NMR (CDCl ₃ ) δ: 1.8-2.2 (1H, m), 2.5-2.9 (1H, m),
3.50−5.1 (10H, m), 5.21 (2H, s), 5.26 (2H, s), 7.4−
7.7 (4H, m), 8.22 (4H, d) Effect of the Invention The novel carbapenem derivatives of the present invention show strong antibacterial activity against Gram-positive bacteria, negative bacteria, and even obligate anaerobic bacteria, and penicillin It has an extremely broad antibacterial spectrum, including high sensitivity to cephalosporin-resistant bacteria. Furthermore, the compounds of the present invention are excellent in physicochemical properties, are less susceptible to enzymatic degradation by kidney dehydropeptidase, β-lactamase and the like, and are expected as pharmaceuticals.

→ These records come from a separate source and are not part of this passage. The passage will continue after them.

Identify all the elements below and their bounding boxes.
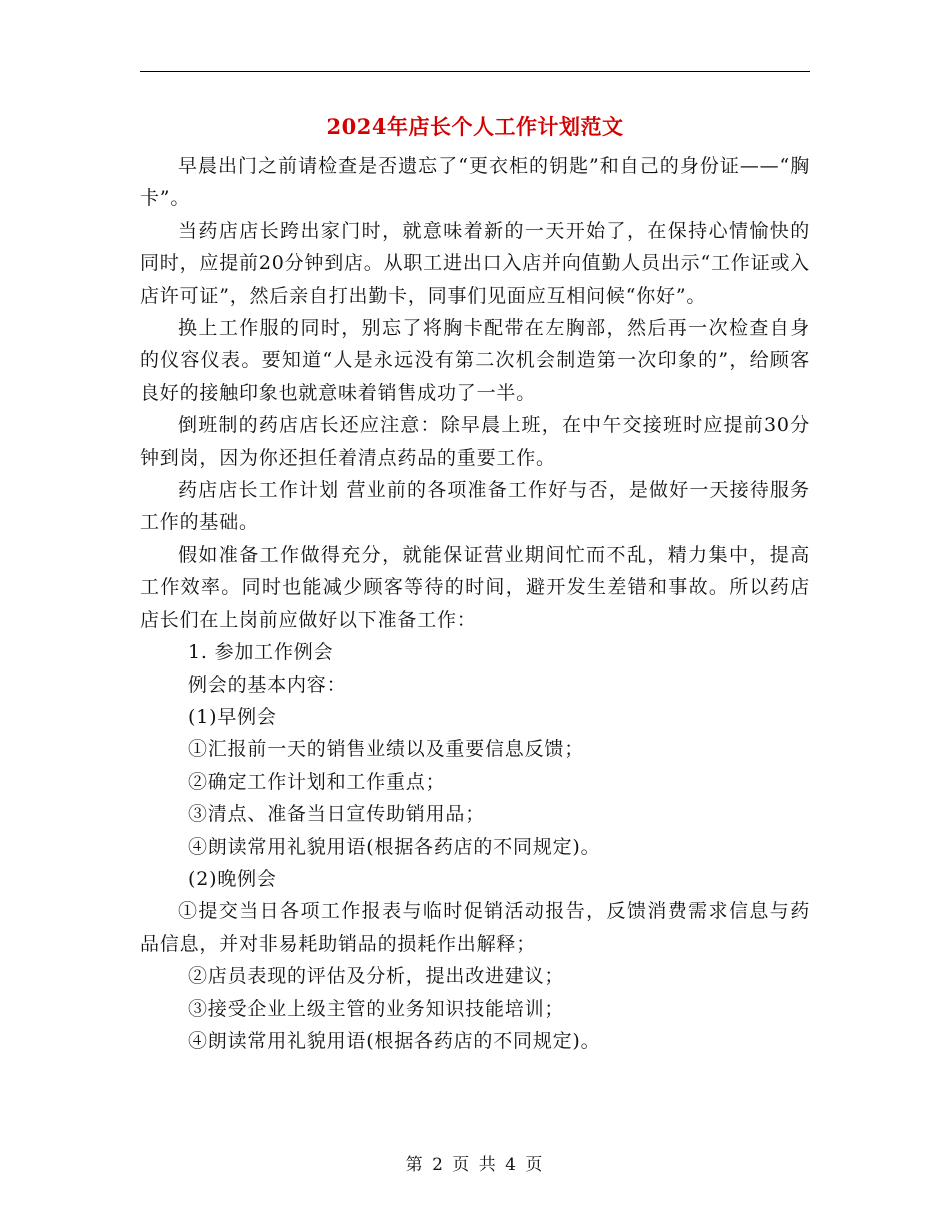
paragraph-5: 药店店长工作计划 营业前的各项准备工作好与否，是做好一天接待服务工作的基础。 (140, 479, 810, 534)
document-body (140, 150, 810, 1057)
paragraph-1: 早晨出门之前请检查是否遗忘了“更衣柜的钥匙”和自己的身份证——“胸卡”。 (140, 155, 810, 210)
paragraph-4: 倒班制的药店店长还应注意：除早晨上班，在中午交接班时应提前30分钟到岗，因为你还担任着清点药品的重要工作。 (140, 414, 810, 469)
page-number-footer: 第 2 页 共 4 页 (405, 1155, 545, 1175)
evening-item-1: ①提交当日各项工作报表与临时促销活动报告，反馈消费需求信息与药品信息，并对非易耗助销品的损耗作出解释； (140, 900, 810, 955)
evening-item-3: ③接受企业上级主管的业务知识技能培训； (188, 997, 565, 1020)
paragraph-6: 假如准备工作做得充分，就能保证营业期间忙而不乱，精力集中，提高工作效率。同时也能减少顾客等待的时间，避开发生差错和事故。所以药店店长们在上岗前应做好以下准备工作： (140, 543, 810, 631)
header-rule (140, 71, 810, 72)
meeting-content-label: 例会的基本内容： (188, 673, 347, 696)
paragraph-2: 当药店店长跨出家门时，就意味着新的一天开始了，在保持心情愉快的同时，应提前20分钟到店。从职工进出口入店并向值勤人员出示“工作证或入店许可证”，然后亲自打出勤卡，同事们见面应互相问候“你好”。 (140, 219, 810, 307)
morning-item-3: ③清点、准备当日宣传助销用品； (188, 803, 486, 826)
morning-meeting-heading: (1)早例会 (188, 705, 277, 728)
document-title: 2024年店长个人工作计划范文 (326, 114, 624, 139)
evening-item-4: ④朗读常用礼貌用语(根据各药店的不同规定)。 (188, 1029, 601, 1052)
evening-item-2: ②店员表现的评估及分析，提出改进建议； (188, 965, 565, 988)
section-heading-meeting: 1. 参加工作例会 (188, 641, 334, 664)
morning-item-2: ②确定工作计划和工作重点； (188, 770, 446, 793)
morning-item-1: ①汇报前一天的销售业绩以及重要信息反馈； (188, 738, 585, 761)
evening-meeting-heading: (2)晚例会 (188, 867, 277, 890)
morning-item-4: ④朗读常用礼貌用语(根据各药店的不同规定)。 (188, 835, 601, 858)
paragraph-3: 换上工作服的同时，别忘了将胸卡配带在左胸部，然后再一次检查自身的仪容仪表。要知道“人是永远没有第二次机会制造第一次印象的”，给顾客良好的接触印象也就意味着销售成功了一半。 (140, 317, 810, 404)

──────────────────────────────────────────────────続 き Continuing on the front page (72) Inventor Takeshi Hayano 1-16-13 Kita-Kasai, Edogawa-ku, Tokyo Examiner, Kazuyuki Yoshizumi, Central Pharmaceutical Research Laboratory, Daiichi Pharmaceutical Research Institute (56) References JP-A-60-19787 (JP) JP-A-60-58987 (JP, A) JP-A-60-1004088 (JP, A) JP-A-60-233076 (JP, A) JP-A-3-264586 (JP, A) 4-211083 (JP, A) (58) Fields investigated (Int. Cl. ⁶ , DB name) C07D 477/20 CA (STN) REGISTRY (STN)

Claims (8)

(57) [Claims] 1. Formula I (Wherein R ¹ represents a lower alkyl group, a hydroxy lower alkyl group or a protected hydroxy lower alkyl group,
² is a carboxyl group, a carboxylate anion or a protected carboxyl group, R ³ is a hydrogen atom or a lower alkyl group, R ⁴ is a hydrogen atom or a lower alkyl group,
R ⁵ represents a 4- to 8-membered saturated cyclic heterocyclic group containing 2 to 3 nitrogen atoms. ) Represented compounds and salts thereof 2. The compound according to claim 1, wherein R ¹ is a 1-hydroxyethyl group. 3. The compound according to claim 1, which is a (6S, 8R) -6- (1-hydroxyethyl) -carbapenem derivative. 4. The compound according to claim 1, which is a (1R, 5S, 6S, 8R) -6- (1-hydroxyethyl) -1-methylcarbapenem derivative. ^5. The compound according to claim 4, wherein R ⁵ is an imidazolidino group, a piperazino group or a homopiperazino group. (6) (Wherein R ² represents a hydrogen atom or a carboxylate anion as COOR ² ). (7) (Wherein R ² and COOR ² are the same as defined above). (8) (Wherein R ² and COOR ² are the same as defined above).